18 September, 2012

A Second Bite...

Irene Radford

It must be six months since i started reading this book, i should think, though without investigating i don't know. And it's also been, surely, two or three months since i decided i just could not finish it and regretfully posted a review on Library Thing for the Early Reviewers programme explaining that inability. And it is a fortnight or so since i came back to it and tried again, certain that i had the willpower to force my way through it ~ after all, i can read anything, just about, surely an historical fantasy isn't going to defeat me! And it did not: I have, indeed, finished. Having finished, then, was it worth it? Is the book a success?

Well, to answer that question we have to define “success” and what would or would not put a book into that category. For years if not decades implicitly, and at least five years explicitly i have considered a book's success purely on the grounds of one criterion: Am i, having read a book, likely to pick up another by the same author based solely on my feelings about and response to it? If the answer is “yes”, well then, the book is a success. By my book definition, then, Guardian of the Vision; Merlin's Descendants #3 can in no way be considered a success. I regret saying this. Deeply i regret it, for a number of reasons: A free book, given to me solely so i can read and review it, i want to like; an historical novel, about an interesting time and place in history, i should like it; a book by a professional historian, no less, i ought to like it; a fantasy novel (one of my favourite genres), with a simple “What if this were true” premise, how could i not like it?

Sadly, many of the points i catalogued against the novel a few months ago still stand; they were not simply a result of not having finished the book. The characters are not sufficiently delineated one from the other. The narration is mixed in person and, consequently, confused in effect. The history is not accurate, which is acceptable in an historical fantasy, but the background history is not close enough to reality to carry the imaginative elements.

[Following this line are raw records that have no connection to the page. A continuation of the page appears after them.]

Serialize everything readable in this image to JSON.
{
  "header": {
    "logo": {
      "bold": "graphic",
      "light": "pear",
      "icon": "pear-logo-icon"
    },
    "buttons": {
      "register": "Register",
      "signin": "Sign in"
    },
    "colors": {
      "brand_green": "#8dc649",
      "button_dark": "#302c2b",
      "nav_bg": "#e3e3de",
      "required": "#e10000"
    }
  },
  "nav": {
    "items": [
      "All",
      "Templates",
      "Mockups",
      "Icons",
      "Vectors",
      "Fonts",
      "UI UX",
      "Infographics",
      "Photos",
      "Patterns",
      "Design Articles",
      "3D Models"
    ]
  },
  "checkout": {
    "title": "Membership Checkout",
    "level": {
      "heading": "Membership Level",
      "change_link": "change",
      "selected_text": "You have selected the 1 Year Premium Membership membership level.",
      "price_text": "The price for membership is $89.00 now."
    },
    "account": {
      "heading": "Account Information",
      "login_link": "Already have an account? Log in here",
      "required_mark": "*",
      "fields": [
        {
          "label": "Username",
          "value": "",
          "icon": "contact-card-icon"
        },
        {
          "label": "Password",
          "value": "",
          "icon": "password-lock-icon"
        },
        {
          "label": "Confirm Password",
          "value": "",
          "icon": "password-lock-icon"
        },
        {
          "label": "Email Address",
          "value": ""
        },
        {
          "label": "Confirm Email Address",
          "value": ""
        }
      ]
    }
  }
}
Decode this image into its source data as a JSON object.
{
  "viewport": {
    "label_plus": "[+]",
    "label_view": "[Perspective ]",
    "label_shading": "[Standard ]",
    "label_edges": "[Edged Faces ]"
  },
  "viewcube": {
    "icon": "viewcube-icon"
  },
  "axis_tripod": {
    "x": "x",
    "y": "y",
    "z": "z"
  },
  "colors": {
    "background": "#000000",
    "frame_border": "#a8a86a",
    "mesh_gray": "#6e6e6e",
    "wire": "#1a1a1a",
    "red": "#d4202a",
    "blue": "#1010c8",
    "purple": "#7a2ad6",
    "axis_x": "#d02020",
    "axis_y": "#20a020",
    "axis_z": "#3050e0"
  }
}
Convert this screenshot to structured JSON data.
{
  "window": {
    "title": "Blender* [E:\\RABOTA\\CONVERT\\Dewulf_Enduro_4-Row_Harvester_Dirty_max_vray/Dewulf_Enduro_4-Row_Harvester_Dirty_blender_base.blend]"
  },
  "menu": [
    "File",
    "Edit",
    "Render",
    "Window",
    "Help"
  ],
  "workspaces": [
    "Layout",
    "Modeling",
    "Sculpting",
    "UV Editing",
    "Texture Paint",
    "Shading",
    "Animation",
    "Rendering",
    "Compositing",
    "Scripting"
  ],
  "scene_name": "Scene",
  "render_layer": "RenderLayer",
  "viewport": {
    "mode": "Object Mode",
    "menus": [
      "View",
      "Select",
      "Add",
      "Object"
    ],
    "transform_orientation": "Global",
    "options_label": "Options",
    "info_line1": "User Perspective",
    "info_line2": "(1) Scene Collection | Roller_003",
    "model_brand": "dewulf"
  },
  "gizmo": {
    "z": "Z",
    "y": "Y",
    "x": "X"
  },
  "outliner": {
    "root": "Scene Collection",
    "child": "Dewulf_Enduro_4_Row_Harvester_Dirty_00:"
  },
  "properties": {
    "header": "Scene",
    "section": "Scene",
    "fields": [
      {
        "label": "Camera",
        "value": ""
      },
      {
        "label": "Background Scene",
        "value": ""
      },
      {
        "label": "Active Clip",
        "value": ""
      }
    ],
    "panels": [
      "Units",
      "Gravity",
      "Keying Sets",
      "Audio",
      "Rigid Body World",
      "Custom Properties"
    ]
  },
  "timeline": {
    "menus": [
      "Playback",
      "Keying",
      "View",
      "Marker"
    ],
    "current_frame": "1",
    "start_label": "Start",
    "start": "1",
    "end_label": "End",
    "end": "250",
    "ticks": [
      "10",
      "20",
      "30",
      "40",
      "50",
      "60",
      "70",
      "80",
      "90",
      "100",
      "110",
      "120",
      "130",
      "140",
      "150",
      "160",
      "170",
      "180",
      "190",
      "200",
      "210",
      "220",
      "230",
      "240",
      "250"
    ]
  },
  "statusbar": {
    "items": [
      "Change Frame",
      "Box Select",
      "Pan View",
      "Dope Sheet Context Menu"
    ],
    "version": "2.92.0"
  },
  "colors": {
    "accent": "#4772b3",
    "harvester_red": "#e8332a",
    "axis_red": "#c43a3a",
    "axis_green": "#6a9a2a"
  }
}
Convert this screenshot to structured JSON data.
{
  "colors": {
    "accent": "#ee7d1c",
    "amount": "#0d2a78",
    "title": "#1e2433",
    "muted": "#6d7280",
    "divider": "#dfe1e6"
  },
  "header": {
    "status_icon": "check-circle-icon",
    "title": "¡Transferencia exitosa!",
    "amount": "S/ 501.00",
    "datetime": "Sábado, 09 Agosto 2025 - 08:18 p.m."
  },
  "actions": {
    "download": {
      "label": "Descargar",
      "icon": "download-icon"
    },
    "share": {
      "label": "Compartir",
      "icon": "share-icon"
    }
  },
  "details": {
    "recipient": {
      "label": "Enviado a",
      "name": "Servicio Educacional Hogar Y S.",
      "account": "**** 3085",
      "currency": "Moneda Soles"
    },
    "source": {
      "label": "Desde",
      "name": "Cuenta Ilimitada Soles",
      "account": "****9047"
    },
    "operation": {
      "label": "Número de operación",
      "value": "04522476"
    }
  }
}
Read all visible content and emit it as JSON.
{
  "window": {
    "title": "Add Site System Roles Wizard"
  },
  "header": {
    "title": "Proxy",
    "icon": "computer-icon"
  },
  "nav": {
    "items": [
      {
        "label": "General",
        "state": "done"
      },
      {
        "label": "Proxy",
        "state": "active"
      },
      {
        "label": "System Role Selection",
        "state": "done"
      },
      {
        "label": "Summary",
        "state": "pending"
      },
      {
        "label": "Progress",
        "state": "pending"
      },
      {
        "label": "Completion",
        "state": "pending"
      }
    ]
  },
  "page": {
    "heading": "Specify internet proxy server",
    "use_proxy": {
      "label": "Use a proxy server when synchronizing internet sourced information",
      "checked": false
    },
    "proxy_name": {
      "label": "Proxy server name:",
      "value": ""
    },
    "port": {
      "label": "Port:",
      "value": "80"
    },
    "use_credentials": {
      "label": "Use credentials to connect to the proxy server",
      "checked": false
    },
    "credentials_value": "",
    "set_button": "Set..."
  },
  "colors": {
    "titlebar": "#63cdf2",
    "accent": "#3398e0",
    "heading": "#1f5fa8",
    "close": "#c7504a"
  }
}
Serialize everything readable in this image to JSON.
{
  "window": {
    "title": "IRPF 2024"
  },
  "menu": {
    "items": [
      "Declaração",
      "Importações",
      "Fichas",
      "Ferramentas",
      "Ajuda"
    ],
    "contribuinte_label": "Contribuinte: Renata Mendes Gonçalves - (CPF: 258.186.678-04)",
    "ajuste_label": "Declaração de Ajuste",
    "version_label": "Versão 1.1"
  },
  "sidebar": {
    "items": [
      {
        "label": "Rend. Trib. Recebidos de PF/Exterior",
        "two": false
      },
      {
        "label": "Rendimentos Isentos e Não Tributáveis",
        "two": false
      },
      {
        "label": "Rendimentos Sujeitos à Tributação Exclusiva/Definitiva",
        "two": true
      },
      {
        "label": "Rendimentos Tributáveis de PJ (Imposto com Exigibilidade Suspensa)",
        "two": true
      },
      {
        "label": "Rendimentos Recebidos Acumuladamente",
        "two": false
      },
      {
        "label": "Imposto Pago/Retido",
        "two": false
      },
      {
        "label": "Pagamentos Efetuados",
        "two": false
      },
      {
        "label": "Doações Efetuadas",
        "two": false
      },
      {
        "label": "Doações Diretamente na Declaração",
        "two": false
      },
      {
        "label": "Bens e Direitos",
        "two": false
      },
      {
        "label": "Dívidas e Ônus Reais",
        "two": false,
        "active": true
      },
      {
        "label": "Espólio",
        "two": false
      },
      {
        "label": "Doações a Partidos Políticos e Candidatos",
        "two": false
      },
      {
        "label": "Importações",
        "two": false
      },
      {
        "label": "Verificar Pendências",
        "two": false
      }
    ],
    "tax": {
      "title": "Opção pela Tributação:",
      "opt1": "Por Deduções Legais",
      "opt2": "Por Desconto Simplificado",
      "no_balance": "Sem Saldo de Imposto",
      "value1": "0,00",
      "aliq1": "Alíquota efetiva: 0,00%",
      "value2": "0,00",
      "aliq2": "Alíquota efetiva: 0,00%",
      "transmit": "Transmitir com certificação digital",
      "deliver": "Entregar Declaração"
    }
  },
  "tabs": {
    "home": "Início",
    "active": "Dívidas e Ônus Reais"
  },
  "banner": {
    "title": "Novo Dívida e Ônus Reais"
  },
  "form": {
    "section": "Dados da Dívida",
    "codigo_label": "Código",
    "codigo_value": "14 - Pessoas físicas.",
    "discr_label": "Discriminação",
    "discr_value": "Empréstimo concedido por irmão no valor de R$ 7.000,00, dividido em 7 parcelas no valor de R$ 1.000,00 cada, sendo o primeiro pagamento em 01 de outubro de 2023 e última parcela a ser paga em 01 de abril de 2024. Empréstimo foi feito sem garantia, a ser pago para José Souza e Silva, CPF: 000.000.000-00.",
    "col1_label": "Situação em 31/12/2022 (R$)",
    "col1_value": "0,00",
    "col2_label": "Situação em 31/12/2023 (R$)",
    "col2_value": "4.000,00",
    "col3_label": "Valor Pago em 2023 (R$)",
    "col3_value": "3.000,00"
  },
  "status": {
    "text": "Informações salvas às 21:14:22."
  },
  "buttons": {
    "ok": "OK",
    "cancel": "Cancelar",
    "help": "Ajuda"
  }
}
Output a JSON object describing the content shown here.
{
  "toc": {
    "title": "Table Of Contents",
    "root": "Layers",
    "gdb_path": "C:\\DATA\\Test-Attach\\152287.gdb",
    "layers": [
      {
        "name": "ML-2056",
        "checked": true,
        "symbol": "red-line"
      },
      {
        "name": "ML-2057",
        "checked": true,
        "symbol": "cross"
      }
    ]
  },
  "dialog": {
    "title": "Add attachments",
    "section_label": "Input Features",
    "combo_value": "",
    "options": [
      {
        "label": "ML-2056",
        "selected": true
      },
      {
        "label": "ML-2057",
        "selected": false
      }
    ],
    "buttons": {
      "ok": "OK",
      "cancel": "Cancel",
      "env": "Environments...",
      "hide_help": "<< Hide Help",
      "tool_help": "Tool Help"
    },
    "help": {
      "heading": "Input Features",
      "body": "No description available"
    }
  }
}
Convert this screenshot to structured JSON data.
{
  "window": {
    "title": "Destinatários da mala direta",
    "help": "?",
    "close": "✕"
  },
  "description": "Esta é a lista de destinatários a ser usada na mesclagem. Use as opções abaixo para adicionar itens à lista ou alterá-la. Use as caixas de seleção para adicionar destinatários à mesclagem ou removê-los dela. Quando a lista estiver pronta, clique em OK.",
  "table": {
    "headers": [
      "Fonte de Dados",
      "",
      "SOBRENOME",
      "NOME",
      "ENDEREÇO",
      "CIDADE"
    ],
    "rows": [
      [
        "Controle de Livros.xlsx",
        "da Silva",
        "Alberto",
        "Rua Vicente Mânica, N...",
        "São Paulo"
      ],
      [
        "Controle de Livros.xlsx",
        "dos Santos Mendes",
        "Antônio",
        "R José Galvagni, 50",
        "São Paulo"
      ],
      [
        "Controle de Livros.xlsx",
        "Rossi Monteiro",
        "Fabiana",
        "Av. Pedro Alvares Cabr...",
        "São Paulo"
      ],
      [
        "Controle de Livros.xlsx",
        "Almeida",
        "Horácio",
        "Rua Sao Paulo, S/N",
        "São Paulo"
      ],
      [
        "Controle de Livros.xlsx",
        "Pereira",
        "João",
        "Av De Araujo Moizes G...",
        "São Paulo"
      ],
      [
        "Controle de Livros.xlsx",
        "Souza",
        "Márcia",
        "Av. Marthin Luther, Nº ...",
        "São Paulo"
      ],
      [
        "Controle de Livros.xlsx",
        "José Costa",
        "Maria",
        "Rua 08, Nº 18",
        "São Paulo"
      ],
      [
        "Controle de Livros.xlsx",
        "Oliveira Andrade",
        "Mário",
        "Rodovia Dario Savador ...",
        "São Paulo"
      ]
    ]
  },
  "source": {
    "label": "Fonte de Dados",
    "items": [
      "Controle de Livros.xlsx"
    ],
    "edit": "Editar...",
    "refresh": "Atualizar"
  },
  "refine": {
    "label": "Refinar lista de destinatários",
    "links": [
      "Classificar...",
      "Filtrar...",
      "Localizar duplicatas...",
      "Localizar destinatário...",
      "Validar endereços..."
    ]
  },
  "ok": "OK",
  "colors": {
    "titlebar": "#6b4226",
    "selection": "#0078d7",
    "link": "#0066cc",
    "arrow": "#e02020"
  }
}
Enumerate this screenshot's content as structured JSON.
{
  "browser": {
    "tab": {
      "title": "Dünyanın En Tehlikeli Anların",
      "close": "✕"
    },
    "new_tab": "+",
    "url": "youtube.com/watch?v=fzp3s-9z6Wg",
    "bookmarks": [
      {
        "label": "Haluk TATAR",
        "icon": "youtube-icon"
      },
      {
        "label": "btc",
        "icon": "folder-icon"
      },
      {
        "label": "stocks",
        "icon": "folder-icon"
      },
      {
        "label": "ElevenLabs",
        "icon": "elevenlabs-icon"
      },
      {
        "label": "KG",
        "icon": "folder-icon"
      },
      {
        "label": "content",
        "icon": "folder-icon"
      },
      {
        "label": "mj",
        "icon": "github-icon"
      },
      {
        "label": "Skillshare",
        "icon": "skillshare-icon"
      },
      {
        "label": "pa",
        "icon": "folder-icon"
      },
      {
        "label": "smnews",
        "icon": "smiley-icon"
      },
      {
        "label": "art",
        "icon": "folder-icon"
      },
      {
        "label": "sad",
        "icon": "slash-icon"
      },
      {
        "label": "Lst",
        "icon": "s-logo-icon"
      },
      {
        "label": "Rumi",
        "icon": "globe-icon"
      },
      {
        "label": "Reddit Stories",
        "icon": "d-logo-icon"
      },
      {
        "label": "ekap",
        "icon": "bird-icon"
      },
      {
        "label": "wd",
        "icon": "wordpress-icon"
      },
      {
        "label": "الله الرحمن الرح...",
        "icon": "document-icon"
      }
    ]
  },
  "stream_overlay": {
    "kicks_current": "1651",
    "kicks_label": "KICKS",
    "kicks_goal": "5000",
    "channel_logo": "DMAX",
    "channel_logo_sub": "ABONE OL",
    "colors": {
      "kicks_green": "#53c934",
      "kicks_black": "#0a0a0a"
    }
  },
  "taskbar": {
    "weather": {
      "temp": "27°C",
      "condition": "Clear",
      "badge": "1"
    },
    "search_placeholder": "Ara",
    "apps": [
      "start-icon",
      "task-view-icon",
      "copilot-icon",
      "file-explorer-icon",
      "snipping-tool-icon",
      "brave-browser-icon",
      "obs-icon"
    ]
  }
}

Let a mere reference to the previous list suffice. Here i shall explore a little further the actual plot of the novel, which i only touched on last time i reviewed it. The three main characters are, in their differing ways, touched by another life or another dimension; two of them, brothers, are descended from Merlin, their family bound to try and keep England, though perhaps Logres would be what is really meant, safe from chaos; the third is also, perhaps, a descendent of Merlin, though more on a distaff side, and she is linked with a demon whose sole desire is to create chaos and destruction. Each uses magic, of a form, in what they do, though one, in whom the magic is perhaps the strongest, renounces its use in the belief that that is what he must do to remain in the Church of Rome, where he has become a priest. There are, as is common with historical fiction, a number of actual personages within the pages (a peculiarly inept turn of phrase for a book read on an e-reader), pre-eminent among them Elizabeth Tudor, Mary or Marie Stuart, and Thomas Howard. They are really only in the book as mechanisms for the furthering of the plot; only Elizabeth has any real development of character, and what we are shown is, quite in line with actuality, not the most attractive (it is depressing to discover that the monarchs i most admired as a child are the ones i find least attractive as i learn more about them; i can only hope this will not happen with Elizabeth Windsor).

The biggest problem i have with this book, the key point in why i cannot call it a success is, i think, something i touched on in my previous review. There simply is nothing in it to make me care. None of the characters is compelling, i don't really care if their desires are fulfilled or not, and none of them (except maybe the dogs) is consistently nice or good. In addition, i'm afraid, the plot, the action, is not strong enough to carry the novel without characters; it's obvious from the beginning that the demon isn't going to be able to bring the levels of chaos he wants, but there is not even enough tension over that conclusion to force me to continue reading to find out why, how he is to be defeated. All in all, i am very sorry to have to reiterate, not an experience i care to repeat. Sadly.


Stephanie Rae Pazicni said...

Well, at least you finished it, Elsie. Proving to me, once again, that you can read anything. Gosh, you must go slow at the grocery store. Just a thought.
The book premise sounds rather good. Rewrite. That is all it needs, perhaps with a co-writer who can really develop characters, and witty dialogue, and make you care. Now where, oh where, would they find wuch a writer...looking around...hmmm...*making call me sign*
PS - I will send you a Slinky Dog, for free, if you will just take the dang Captcha option off your blog. We both know I cannot prove I'm not a robot. It has me worried that perhaps I am.

Elsie Wilson said...

I didn't know it could be taken off; i'll go take a look right now.

I like the rewrite idea, but the only talented writer i know has her hands full with her own work at the moment.